If necessary, adjust the clearance as described in the section "Repairing the crankshaft thrust bearing" in Chapter III.

20. Press the camshaft onto the front end of the crankshaft with the key in place.

21. Select and install the pushers in the block, as indicated in the section "Change of pushers and repair of their guides in the block", Chapter III.

22.Wipe with a clean cloth and oil the camshaft bearings; wipe the bearing journals of the shaft, previously assembled with a spacer ring, a thrust flange and a timing gear, and put the camshaft in place.

Before installing the shaft, check its axial clearance and, if necessary, adjust it as described in the section "Repairing the camshaft" in Chapter III,

Check with a feeler gauge inserted into the gap between the front end of the shaft journal and the thrust flange; the latter must be firmly pressed against the hub of the timing gear. When installing the camshaft, special attention should be paid to the coincidence of the marks on both camshafts (see Fig. 23).

23. Screw the thrust flange onto the block. The flange must be in direct contact with the plane of the block — without any gaskets.
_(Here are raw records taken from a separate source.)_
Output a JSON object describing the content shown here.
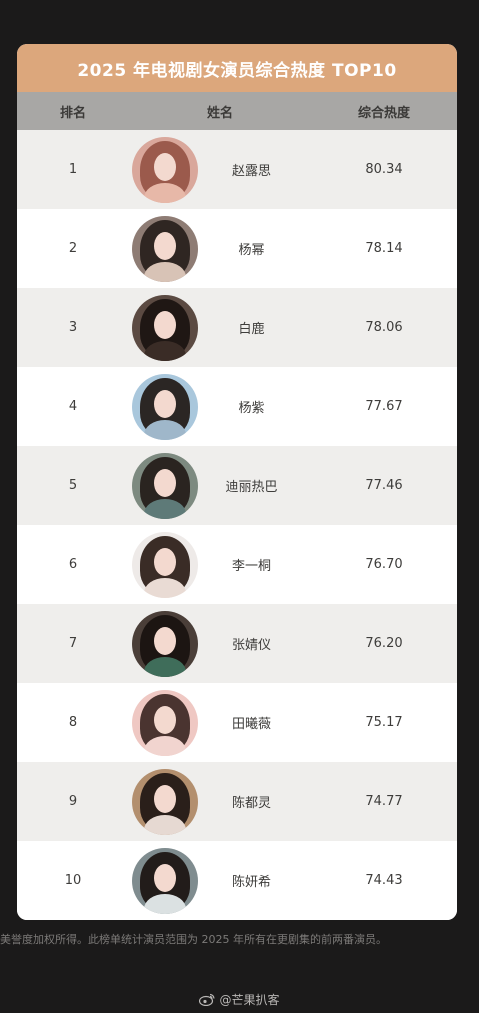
{
  "title": "2025 年电视剧女演员综合热度 TOP10",
  "headers": {
    "rank": "排名",
    "name": "姓名",
    "score": "综合热度"
  },
  "rows": [
    {
      "rank": "1",
      "name": "赵露思",
      "score": "80.34"
    },
    {
      "rank": "2",
      "name": "杨幂",
      "score": "78.14"
    },
    {
      "rank": "3",
      "name": "白鹿",
      "score": "78.06"
    },
    {
      "rank": "4",
      "name": "杨紫",
      "score": "77.67"
    },
    {
      "rank": "5",
      "name": "迪丽热巴",
      "score": "77.46"
    },
    {
      "rank": "6",
      "name": "李一桐",
      "score": "76.70"
    },
    {
      "rank": "7",
      "name": "张婧仪",
      "score": "76.20"
    },
    {
      "rank": "8",
      "name": "田曦薇",
      "score": "75.17"
    },
    {
      "rank": "9",
      "name": "陈都灵",
      "score": "74.77"
    },
    {
      "rank": "10",
      "name": "陈妍希",
      "score": "74.43"
    }
  ],
  "footnote": "美誉度加权所得。此榜单统计演员范围为 2025 年所有在更剧集的前两番演员。",
  "watermark": "@芒果扒客",
  "colors": {
    "title_bar": "#dca77c",
    "header_bar": "#a8a7a5",
    "row_alt": "#efeeec",
    "page_bg": "#1b1a1a"
  },
  "avatar_tones": [
    {
      "bg": "#d9a79b",
      "hair": "#9b5a4c",
      "body": "#e7b8a8"
    },
    {
      "bg": "#8e7c74",
      "hair": "#2f2622",
      "body": "#d8c3b6"
    },
    {
      "bg": "#5b4a42",
      "hair": "#1f1714",
      "body": "#3a2c26"
    },
    {
      "bg": "#a9c7dc",
      "hair": "#2b2624",
      "body": "#9fb7ca"
    },
    {
      "bg": "#7d8a80",
      "hair": "#2a2420",
      "body": "#5e7a78"
    },
    {
      "bg": "#eeeae8",
      "hair": "#3a2c26",
      "body": "#e9dbd4"
    },
    {
      "bg": "#4a3e38",
      "hair": "#1c1512",
      "body": "#3f6d5a"
    },
    {
      "bg": "#efc8c3",
      "hair": "#4a3430",
      "body": "#f1d4cf"
    },
    {
      "bg": "#b38f6e",
      "hair": "#2a1f1a",
      "body": "#e6d9d2"
    },
    {
      "bg": "#7f8c8f",
      "hair": "#221c1a",
      "body": "#dbe1e2"
    }
  ]
}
Check the gap in the meshing of the timing gear teeth with a feeler gauge.

24. Rotate the block 180 ° - with the crankcase down.
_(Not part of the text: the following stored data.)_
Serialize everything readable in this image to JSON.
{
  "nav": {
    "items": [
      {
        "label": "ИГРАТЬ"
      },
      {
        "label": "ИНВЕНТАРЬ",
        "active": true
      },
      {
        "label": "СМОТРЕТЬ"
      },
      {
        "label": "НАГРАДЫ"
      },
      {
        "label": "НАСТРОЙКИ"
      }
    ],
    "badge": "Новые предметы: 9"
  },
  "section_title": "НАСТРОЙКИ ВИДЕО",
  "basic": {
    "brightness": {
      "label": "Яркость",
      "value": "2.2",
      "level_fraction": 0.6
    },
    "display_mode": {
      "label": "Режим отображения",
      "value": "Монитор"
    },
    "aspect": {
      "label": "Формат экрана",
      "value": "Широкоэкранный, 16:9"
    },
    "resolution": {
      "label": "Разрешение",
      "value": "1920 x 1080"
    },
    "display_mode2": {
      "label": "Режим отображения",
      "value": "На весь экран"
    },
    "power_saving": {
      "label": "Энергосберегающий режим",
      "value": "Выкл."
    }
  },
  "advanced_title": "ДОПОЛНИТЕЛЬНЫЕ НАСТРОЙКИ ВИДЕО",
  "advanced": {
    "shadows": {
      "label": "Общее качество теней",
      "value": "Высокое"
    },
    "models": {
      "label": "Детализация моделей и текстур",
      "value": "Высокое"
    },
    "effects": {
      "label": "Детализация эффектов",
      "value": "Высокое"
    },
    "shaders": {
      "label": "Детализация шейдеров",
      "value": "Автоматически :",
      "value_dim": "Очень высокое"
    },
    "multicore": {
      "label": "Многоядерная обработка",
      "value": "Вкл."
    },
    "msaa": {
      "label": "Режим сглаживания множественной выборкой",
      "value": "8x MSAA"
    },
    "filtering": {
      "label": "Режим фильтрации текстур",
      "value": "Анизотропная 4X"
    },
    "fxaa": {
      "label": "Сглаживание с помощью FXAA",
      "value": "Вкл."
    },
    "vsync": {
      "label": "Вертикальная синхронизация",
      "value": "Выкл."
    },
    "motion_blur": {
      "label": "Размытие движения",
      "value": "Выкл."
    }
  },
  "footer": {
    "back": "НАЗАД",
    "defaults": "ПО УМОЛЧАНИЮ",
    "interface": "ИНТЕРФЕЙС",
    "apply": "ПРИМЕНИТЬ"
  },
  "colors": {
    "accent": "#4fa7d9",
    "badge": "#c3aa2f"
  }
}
25. Lower the valves by lifting them and removing the linings from under them; adjust the valve clearances as described below in the section "Adjusting the motors".

26. Reinstall the two valve box covers with gaskets.

27. Install the gas pipeline gaskets and screw the gas pipeline to the block using the special key provided in the driver's tool kit.

28. Wipe the top surface of the block with a clean cloth. Put on the studs the cylinder head gasket and the head assembly with the outlet pipe and the thermostat of the cooling system. Before installing the head on the engine, in order to prevent foreign objects, dust and sand from entering the cylinders during subsequent work, the holes for the candles must be closed with wooden plugs or plugged with clean rags.

29. Install the brackets for the fine filter, oil filler neck and gas pipeline shield.

Screw the nuts onto the studs and tighten them as described above in the section "General instructions for disassembling and assembling motors". Place flat washers under the nuts that are in direct contact with the head.

30. Put the oil deflector on the front end of the crankshaft and press in the parallel key of the crankshaft pulley hub.

31. Install and screw on the camshaft cover with the front oil seal (see section "Replacing the front and rear crankshaft oil seals" in Chapter III).

32. Press on the crankshaft pulley hub assembly with pulleys.

33. Screw on the water pump.

34. Rotate the block 180 ° - crankcase up.

35. Refit and screw on the oil pump as described in section 2 "Lubrication system" in chapter I when describing the oil pump.

36. Assemble the oil sump with gaskets and screw it onto the block.

This, in fact, ends the assembly of the engine itself. Ancillary equipment should be installed on the engine prior to installation on the vehicle.

Video (click to play).

Adherence to a specific sequence of operations when disassembling an engine is not as essential as when assembling. However, during disassembly, in order to minimize the time required, a certain order must also be followed. The disassembly process for an engine should generally be carried out in the reverse order of assembly.